Als er die Klinik verließ, verzogen sich Lin Wenhongs Lippen zu einem kalten Lächeln.
Als Lü Qi sah, wie Lin Wenhong aufstand und die Klinik verließ, veränderte sich ihr Gesichtsausdruck mehrmals, bevor sie schließlich die Zähne zusammenbiss und Schritte unternahm, um ihn einzuholen.
"Dr. Lü, wohin gehen Sie?", fragte Ge Dongxu und hielt sie auf, als er das sah.
„Das ist nichts. Wollte Professor Lin nicht mit mir über mein Praktikum sprechen? Ich werde mit ihm sprechen“, sagte Lü Qi mit einem unerbittlichen Funkeln in den Augen.
„Sie sollten wissen, dass Professor Lin Sie eigentlich nicht aus einem bestimmten Grund angerufen hat“, sagte Ge Dongxu.
„Ich weiß. Vor ein paar Tagen, bevor Sie Professor Lin besucht haben, bat er mich zu bleiben. Ich war damals sehr erfreut, aber er nutzte die Gelegenheit, mich zu begrapschen, während er mir medizinische Techniken erklärte. Er plant bestimmt, dasselbe wieder zu tun“, sagte Lu Qi.
„Warum gehst du dann noch hin?“, fragte Ge Dongxu.
„Hast du nicht gehört, was Professor Lin gerade gesagt hat? Ich kann dich nicht mit reinziehen. Außerdem ist mir dieses Praktikum sehr wichtig. Wenn Professor Lin mir eine schlechte Beurteilung gibt oder gar mit der Krankenhausleitung spricht, werde ich meine Stelle wahrscheinlich verlieren. Schlimmstenfalls werde ich es als ein paar Mal belästigt sehen“, sagte Lu Qi hilflos.
„Dieser Lin Wenhong ist wahrlich ein heuchlerischer Wüstling. Ich konnte an deinem Gesichtsausdruck vorhin erkennen, dass er dich vielleicht ausnutzen wollte. Je ängstlicher und schwacher du dich vor jemandem wie Lin Wenhong gibst, desto mehr wird er dich ausnutzen. Es wird nicht so einfach sein, dich einfach nur auszunutzen. Willst du das wirklich hinnehmen?“, sagte Ge Dongxu mit einem kalten Funkeln in den Augen.
Er hatte zwar schon von Song Yongnan von Lin Wenhong gehört, aber das war nur Hörensagen, und er konnte daraus nicht schließen, dass Lin Wenhong ein heuchlerischer Wüstling war.

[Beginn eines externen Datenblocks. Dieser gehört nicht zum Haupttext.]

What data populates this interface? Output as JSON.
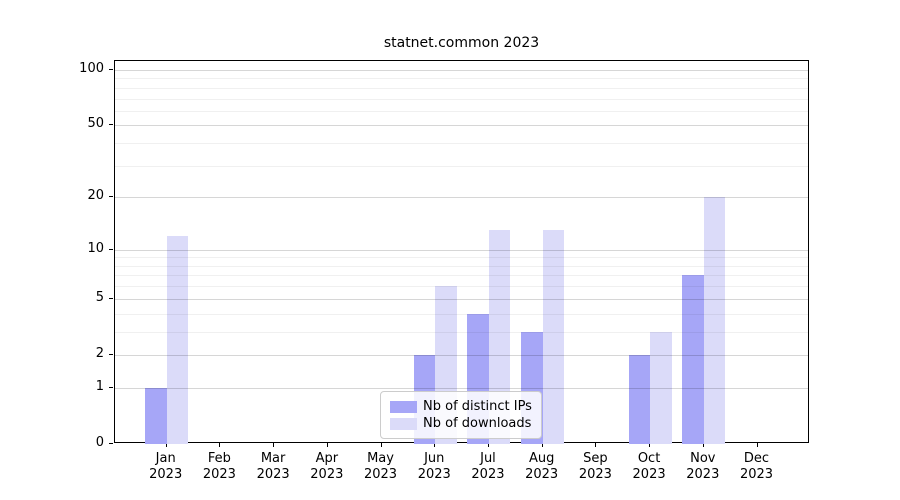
{
  "title": "statnet.common 2023",
  "chart_data": {
    "type": "bar",
    "title": "statnet.common 2023",
    "scale": "log1p",
    "xlabel": "",
    "ylabel": "",
    "categories": [
      "Jan",
      "Feb",
      "Mar",
      "Apr",
      "May",
      "Jun",
      "Jul",
      "Aug",
      "Sep",
      "Oct",
      "Nov",
      "Dec"
    ],
    "x_year": "2023",
    "series": [
      {
        "name": "Nb of distinct IPs",
        "color": "#a6a6f7",
        "values": [
          1,
          0,
          0,
          0,
          0,
          2,
          4,
          3,
          0,
          2,
          7,
          0
        ]
      },
      {
        "name": "Nb of downloads",
        "color": "#dbdbf9",
        "values": [
          12,
          0,
          0,
          0,
          0,
          6,
          13,
          13,
          0,
          3,
          20,
          0
        ]
      }
    ],
    "yticks": [
      0,
      1,
      2,
      5,
      10,
      20,
      50,
      100
    ],
    "minor_yticks": [
      3,
      4,
      6,
      7,
      8,
      9,
      30,
      40,
      60,
      70,
      80,
      90
    ],
    "ylim": [
      0,
      101
    ],
    "grid": true,
    "legend_position": "bottom-center",
    "colors": {
      "grid_major": "rgba(0,0,0,0.16)",
      "grid_minor": "rgba(0,0,0,0.06)",
      "axis": "#000000",
      "background": "#ffffff"
    }
  }
}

Jetzt, da er wusste, dass Lin Wenhong tatsächlich so ein Mensch war, war er natürlich voller Wut.
„Er ist Professor, ein angesehener Arzt für traditionelle chinesische Medizin in der Provinz Jiangnan. So schamlos und verabscheuungswürdig wäre er doch nicht, oder?“, sagte Lu Qi.

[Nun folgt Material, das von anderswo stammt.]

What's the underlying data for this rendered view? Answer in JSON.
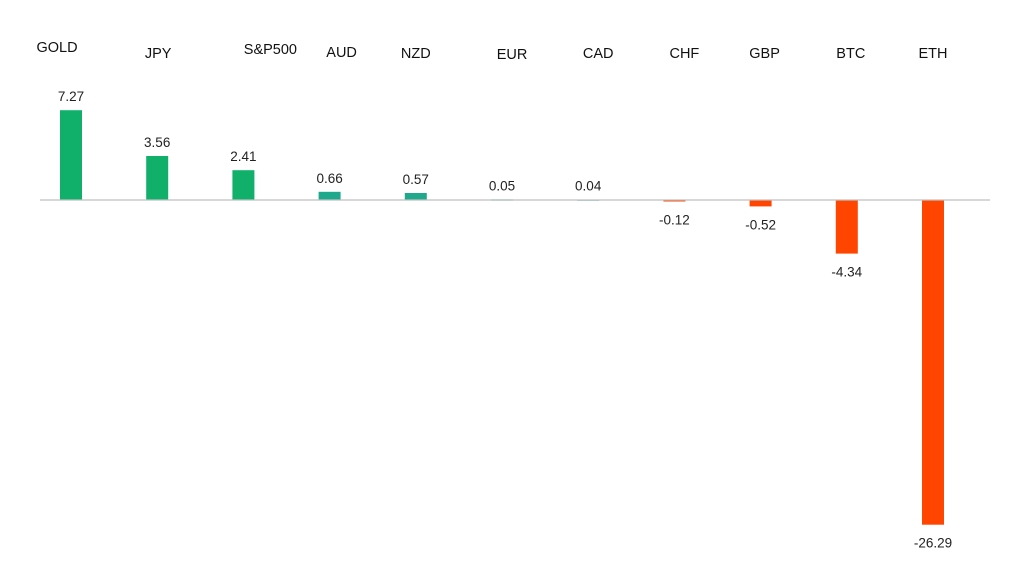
{
  "chart_data": {
    "type": "bar",
    "title": "",
    "xlabel": "",
    "ylabel": "",
    "categories": [
      "GOLD",
      "JPY",
      "S&P500",
      "AUD",
      "NZD",
      "EUR",
      "CAD",
      "CHF",
      "GBP",
      "BTC",
      "ETH"
    ],
    "values": [
      7.27,
      3.56,
      2.41,
      0.66,
      0.57,
      0.05,
      0.04,
      -0.12,
      -0.52,
      -4.34,
      -26.29
    ],
    "value_labels": [
      "7.27",
      "3.56",
      "2.41",
      "0.66",
      "0.57",
      "0.05",
      "0.04",
      "-0.12",
      "-0.52",
      "-4.34",
      "-26.29"
    ],
    "ylim": [
      -26.29,
      7.27
    ],
    "grid": false,
    "legend": "none",
    "colors": {
      "positive": "#10B06A",
      "positive_small": "#1FA98C",
      "negative": "#FF4500",
      "baseline": "#BFBFBF"
    }
  }
}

„Wenn jemand seinen moralischen Kompass verliert, kennt er oft keine Grenzen mehr. Wären Sie Student am Krankenhaus für Traditionelle Chinesische Medizin, würde er sich das vielleicht nicht trauen, da er letztendlich seinen Ruf bereuen müsste. Aber Sie sind nur ein Gastarzt eines Krankenhauses für Traditionelle Chinesische Medizin auf Kreisebene. Was können Sie schon gegen ihn ausrichten, wenn er es wirklich tun will?“, sagte Ge Dongxu.

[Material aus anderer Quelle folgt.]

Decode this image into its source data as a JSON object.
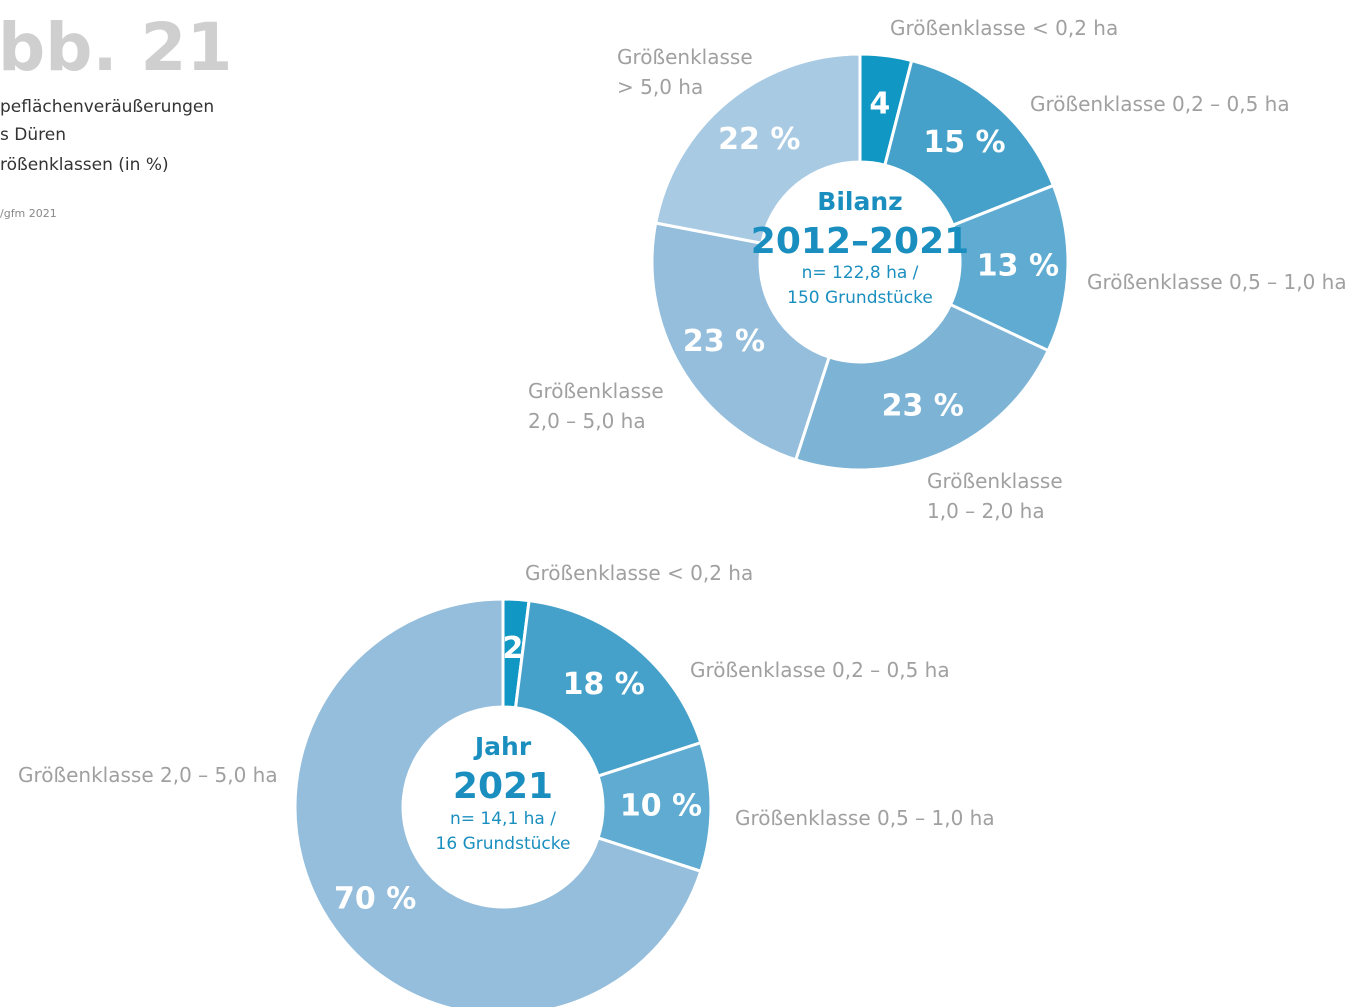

Als Lü Qi das hörte, dachte sie einen Moment nach, ihr Gesicht wurde totenbleich. Niedergeschlagen fragte sie: „Was soll ich denn nun tun?“
„Keine Sorge, ich habe ein gutes Verhältnis zu Professor Tang. Ich werde ihn bitten, Ihnen einen anderen Lehrer zu suchen“, sagte Ge Dongxu.
„In einer Zeit wie dieser hast du immer noch Lust, solche Witze zu machen!“ Lu Qi war einen Moment lang verblüfft, als er das hörte, dann warf er Ge Dongxu einen finsteren Blick zu und sagte mit einem schiefen Lächeln.
„Ich meine es ernst. Hast du nicht gesehen, wie Lin Wenhong mich rausgeschmissen hat? Wenn wirklich etwas passiert wäre, hätte ich dann noch Lust, mit dir darüber zu reden?“, sagte Ge Dongxu feierlich.